2009 finali saraçoğlundaydı. o final için de motto “kadıköy’de finalde olacağız.” mottosuydu.
adnan polat ısrarla bunu söylerdi.
adnan polat fernando meira’yı satana kadar o iddia bile bugünden daha tutarlıydı.
sağ bek yok, kanatta rotasyon yok, forvette rotasyon yok, sol bekte rotasyon yok, stoperde nelsson’un düşüşünü göz önünde tutarsak rotasyon yok.
berkan kutlu diye bir adam var, ön libero oynadı, stoper oynadı, sol bek oynadı. ki zaten aşırı yetenekli değil iyi mücadelesi yüzünden kadroda.

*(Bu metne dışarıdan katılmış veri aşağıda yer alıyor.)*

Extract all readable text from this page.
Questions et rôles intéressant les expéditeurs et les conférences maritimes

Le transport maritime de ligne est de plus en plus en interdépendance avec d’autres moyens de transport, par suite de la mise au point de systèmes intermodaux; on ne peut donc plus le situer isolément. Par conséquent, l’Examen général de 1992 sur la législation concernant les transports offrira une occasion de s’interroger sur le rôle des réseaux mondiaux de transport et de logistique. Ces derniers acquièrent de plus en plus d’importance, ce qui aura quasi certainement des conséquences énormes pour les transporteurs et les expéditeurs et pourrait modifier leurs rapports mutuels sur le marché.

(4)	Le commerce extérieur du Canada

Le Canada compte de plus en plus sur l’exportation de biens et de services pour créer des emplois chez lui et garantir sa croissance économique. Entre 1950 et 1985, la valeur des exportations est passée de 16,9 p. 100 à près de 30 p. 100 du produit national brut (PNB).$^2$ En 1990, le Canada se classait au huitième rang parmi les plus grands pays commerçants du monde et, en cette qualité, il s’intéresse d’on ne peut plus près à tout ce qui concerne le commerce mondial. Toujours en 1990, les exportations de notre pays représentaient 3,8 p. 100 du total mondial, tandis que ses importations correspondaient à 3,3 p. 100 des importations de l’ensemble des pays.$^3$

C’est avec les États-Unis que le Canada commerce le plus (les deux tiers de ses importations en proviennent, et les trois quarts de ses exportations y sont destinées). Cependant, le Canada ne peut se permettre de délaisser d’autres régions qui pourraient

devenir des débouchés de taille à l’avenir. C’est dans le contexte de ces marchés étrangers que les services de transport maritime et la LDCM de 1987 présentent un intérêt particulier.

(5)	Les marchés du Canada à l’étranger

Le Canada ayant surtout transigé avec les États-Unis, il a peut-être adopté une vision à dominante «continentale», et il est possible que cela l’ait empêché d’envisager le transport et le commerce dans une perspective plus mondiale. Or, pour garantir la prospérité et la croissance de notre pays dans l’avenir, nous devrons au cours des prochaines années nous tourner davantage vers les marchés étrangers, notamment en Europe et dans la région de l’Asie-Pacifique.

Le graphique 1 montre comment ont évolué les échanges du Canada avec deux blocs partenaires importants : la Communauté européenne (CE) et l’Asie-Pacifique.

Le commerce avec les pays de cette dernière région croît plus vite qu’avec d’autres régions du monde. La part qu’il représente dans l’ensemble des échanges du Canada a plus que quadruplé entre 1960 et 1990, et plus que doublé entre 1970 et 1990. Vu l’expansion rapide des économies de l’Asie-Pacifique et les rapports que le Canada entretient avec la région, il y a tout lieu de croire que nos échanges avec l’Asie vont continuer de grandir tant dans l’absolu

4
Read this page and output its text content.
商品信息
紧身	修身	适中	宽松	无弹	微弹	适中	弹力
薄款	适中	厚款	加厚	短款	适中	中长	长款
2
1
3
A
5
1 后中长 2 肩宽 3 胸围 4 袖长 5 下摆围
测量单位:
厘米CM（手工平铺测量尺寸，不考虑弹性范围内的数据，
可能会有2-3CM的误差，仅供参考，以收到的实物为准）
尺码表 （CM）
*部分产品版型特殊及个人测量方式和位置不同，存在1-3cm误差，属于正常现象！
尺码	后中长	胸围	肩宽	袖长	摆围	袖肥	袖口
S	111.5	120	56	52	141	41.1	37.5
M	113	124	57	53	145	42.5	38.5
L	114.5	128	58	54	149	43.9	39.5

kaan ayhan. adam stoper geldi, stoper gördüğü yok. sağ bek, ön libero, sol bek.
barış alper’i anlatmaya gerek yok. kale hariç her yerde oynadı.
pardon da neyle gideceksin finale? pasta keseni otomatik davet etmiyorlar. okan hoca ve takımın canını dişine takarak, hakem kumpaslarına rağmen seni 6 puan ligde öne atması da bir yere kadar.
boş bir muhabbettir. kimse kusura bakmasın. şu halde bile “kadromuz iyi, transferde acelemiz yok, fırsat transferi kovalayacağız.” diyen yönetimle sen edirne ötesinde maç kazanmaya şükret. bunu anlamak lazım ki yarın üst turlarda elendiğimizde takıma ve hocaya yüklenmesin kimse
sparta prag eşleşmesindeki gibi.
o değil de hani muani, hani skrinrar? aralıkta bitti denen transferlerin esamesi yok piyasada. aralıkta muani, ocakta fırsat transferi.
aynen. pasta kesmeye devam hedef bilbao.